浦原商店に着く頃には既に戦闘は終わっていたようだ。わたしたちが到着してすぐに日番谷隊長たちも地下勉強部屋にやってきて、弓親さん以外の三人は激しい戦闘の末か、遠目からでも生傷がいくつか確認できた。やはり彼の出番はなかったか。「あいつらは」一角さんの問い掛けに、何も見ていないはずの浦原さんが答えた。


「死んだようですねえ。藍染に踊らされてね」
「踊らされた?」
「彼らが持ってきた崩玉というのは、あれですか」


少し離れたところにあった紫色のそれが崩玉というものなのだろう。初めて見た。まじまじ見ていると、それはあっけなく崩れてしまった。

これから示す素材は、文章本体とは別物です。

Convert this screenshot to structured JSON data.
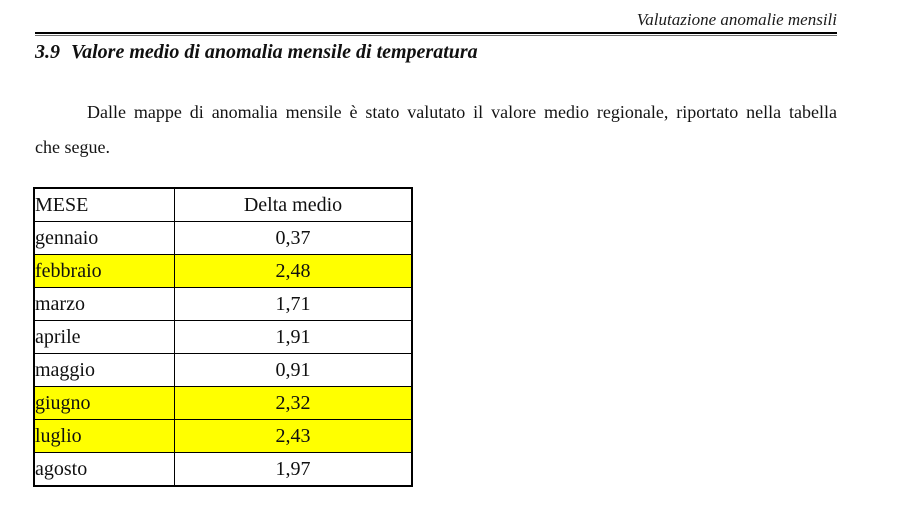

「藍染に偽物を掴まされたんでしょう。崩玉はそう簡単には壊れませんよ、作った本人が言うんだから間違いありません。彼らは藍染に嵌められたんでしょう。恐らくは、鏡花水月でね。でなければ、藍染の元からそう簡単に崩玉を持ち出せるわけがない」
「わざと持ち出させたってことか。でも、どうして」
「さあ…そこまではわかりませんが…」


そこで一旦区切り、ちらりとわたしの方を見た。意図がわからず首を傾げる。


「もしかすると、何か別の目的があって彼らを使って騒ぎを起こし、それを隠れ蓑にしようとしたのではないかと。これだけ経って、追っ手も来ないってのは有り得ませんからねえ。彼らは放っておいても、こちらで葬られる。粛正するにしても、こういう茶番を仕組んだ方が楽しい。彼はそういう男だと思います」


何か別の目的?言われてやっとピンときた。あの破面がやっていたことが、つまり浦原さんの言う別の目的だったのではないか。来た、冴えてるわたし、と思ったけれど奴が何をしていたのかさっぱりわからないので上がったテンションはすぐに下降した。藍染隊長も決戦は冬だってわかってるはずだ。それに備えて何か行動を起こしているのかもしれない。あそこで気絶させられなきゃなあ、と悔しがるも、力の差は歴然だったから衝突してたら間違いなくお陀仏だっただろう。情けをかけられたみたいでどうにもむかつくから、あの頭に被ってた角みたいなやつへし折ってやりたいよ。